There is a lot of stupid regulation and you don't want to do stupid regulation that will have undesired effects. So it's very hard for government to consult, to try and make the regulation good regulation without then being told mischievous information. You know, that there won't be any children's programming if you take bad food out of the way for children, that you're not going to crash the economy, that all the advertising firms aren't going to bust, so it's really tricky.
And I think that probably most people in that system kind of are willfully blind to think they're doing the right thing. Most of those CEOs in big food will be 60, 70. They got into the game, you know, in the 80s probably. It wasn't clear at that point that food was going to be the biggest cause of biodiversity destruction, the second biggest cause of climate change, the biggest cause of affordable health.
You're just going to make a finger of fudge, to give the kids a treat, was the ad when I was young. And now you're suddenly, you've grown up all your life in that business, and you're suddenly like, and your children are talking to you about it, saying, Dad, Mum, what are you going to do about this? And it's a really difficult place to be.
Isobel: And Saif, do you see a way through?
Saif: Oof. Yeah, big question. You know, I think that we're, we're probably going to see something iterative and something radical, and I think that on the iterative stuff, we are seeing more and more of the companies that we work with, which tend to be a lot of big consumer goods companies, retailers, suppliers and ingredients producers. We're seeing more eco design at the product level. And so it's stuff like saying, look, I have like a six pack of a product and has a plastic film around it can actually remove the plastic film and maybe there's a down small downside commercially because people buy five cans rather than six, but the environmental impact is systematically better.
I think there's more innovation in that sort of side happening right now, and we're facilitating a lot of that, where our customers are able to redesign the individual product at the level of a stock keeping unit, and actually take that apart, and they can do that for thousands of SKUs.

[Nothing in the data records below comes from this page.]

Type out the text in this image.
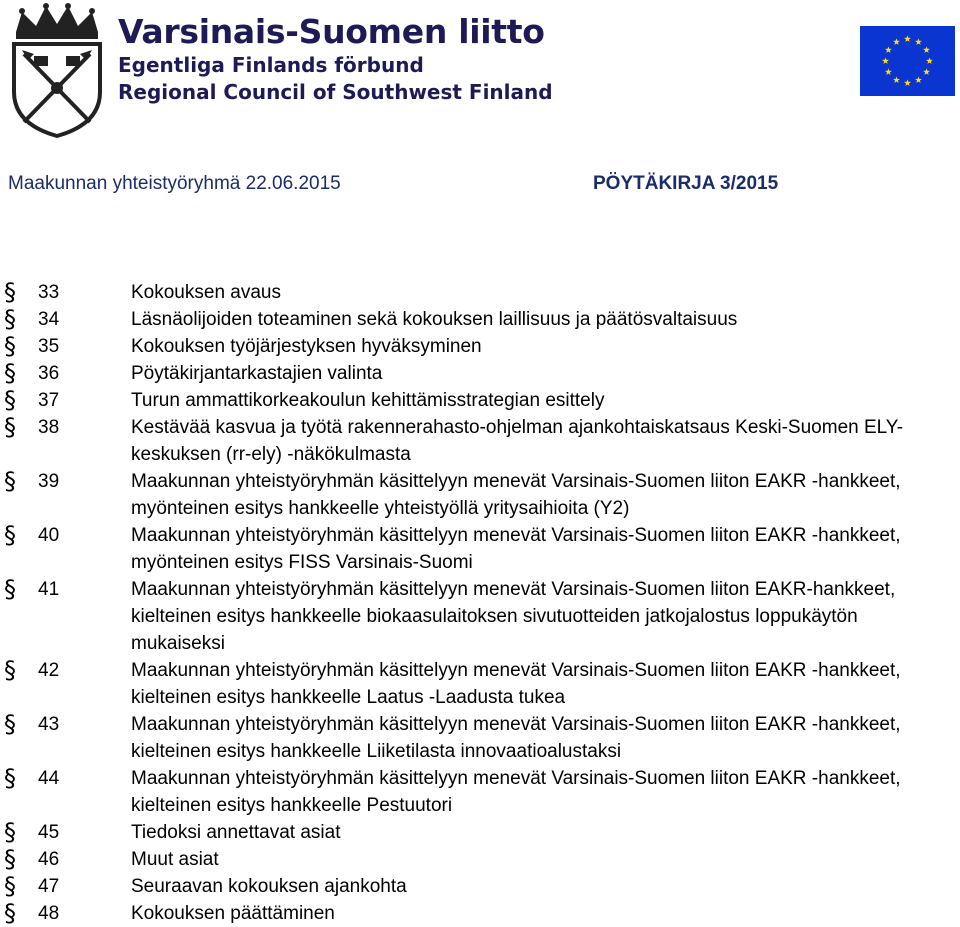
Varsinais-Suomen liitto
Egentliga Finlands förbund
Regional Council of Southwest Finland
Maakunnan yhteistyöryhmä 22.06.2015	PÖYTÄKIRJA 3/2015
§ 33	Kokouksen avaus
§ 34	Läsnäolijoiden toteaminen sekä kokouksen laillisuus ja päätösvaltaisuus
§ 35	Kokouksen työjärjestyksen hyväksyminen
§ 36	Pöytäkirjantarkastajien valinta
§ 37	Turun ammattikorkeakoulun kehittämisstrategian esittely
§ 38	Kestävää kasvua ja työtä rakennerahasto-ohjelman ajankohtaiskatsaus Keski-Suomen ELY-
keskuksen (rr-ely) -näkökulmasta
§ 39	Maakunnan yhteistyöryhmän käsittelyyn menevät Varsinais-Suomen liiton EAKR -hankkeet,
myönteinen esitys hankkeelle yhteistyöllä yritysaihioita (Y2)
§ 40	Maakunnan yhteistyöryhmän käsittelyyn menevät Varsinais-Suomen liiton EAKR -hankkeet,
myönteinen esitys FISS Varsinais-Suomi
§ 41	Maakunnan yhteistyöryhmän käsittelyyn menevät Varsinais-Suomen liiton EAKR-hankkeet,
kielteinen esitys hankkeelle biokaasulaitoksen sivutuotteiden jatkojalostus loppukäytön
mukaiseksi
§ 42	Maakunnan yhteistyöryhmän käsittelyyn menevät Varsinais-Suomen liiton EAKR -hankkeet,
kielteinen esitys hankkeelle Laatus -Laadusta tukea
§ 43	Maakunnan yhteistyöryhmän käsittelyyn menevät Varsinais-Suomen liiton EAKR -hankkeet,
kielteinen esitys hankkeelle Liiketilasta innovaatioalustaksi
§ 44	Maakunnan yhteistyöryhmän käsittelyyn menevät Varsinais-Suomen liiton EAKR -hankkeet,
kielteinen esitys hankkeelle Pestuutori
§ 45	Tiedoksi annettavat asiat
§ 46	Muut asiat
§ 47	Seuraavan kokouksen ajankohta
§ 48	Kokouksen päättäminen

That, I think, is still kind of incremental small stuff, and that can drive a lot of change. You can get a one, two, three percent emissions reduction year on year from that sort of stuff, and that can compound.
I think that what I don't think enough companies are recognising and calling out is that the kind of change that we need to make to have, let's talk about 1.5 degrees or something similar right on climate is going to require large scale capital.
We talked about the system change value, but actually it needs to come down to cash flow, and that's going to require large scale capital. And I think that that will only come from three places:
- Pass it on cost to the consumer. The consumer pays more, maybe small fractions, maybe pennies on the pound.
- Margin contraction of some kind where actually some player in the value chain. And I think retailers would rather its brands and ingredient suppliers would rather the brands shoulder some of it.
- Efficiency and actually efficiency only gets you so far. Efficiency gets you that 1-2% per year. If you want something more radical, you need one of the other two. And I think the only way you get one of the other two (for price passed on to the consumer or margin contraction) is regulation or quasi regulation. I don't see any other way because no one wants to increase costs voluntarily. It won't happen.
Henry: Yeah. I mean, the good news is that we'll find out in our lifetime in 40 years.
Isobel: Tune in in 40 years. And we'll have an answer for you. Well before the roaming megaphone comes back, I think we should wrap up.
But Henry, thank you so much. Thank you. Saif. And thank you for listening. Tune in again and pop us any questions. We'd love to hear them.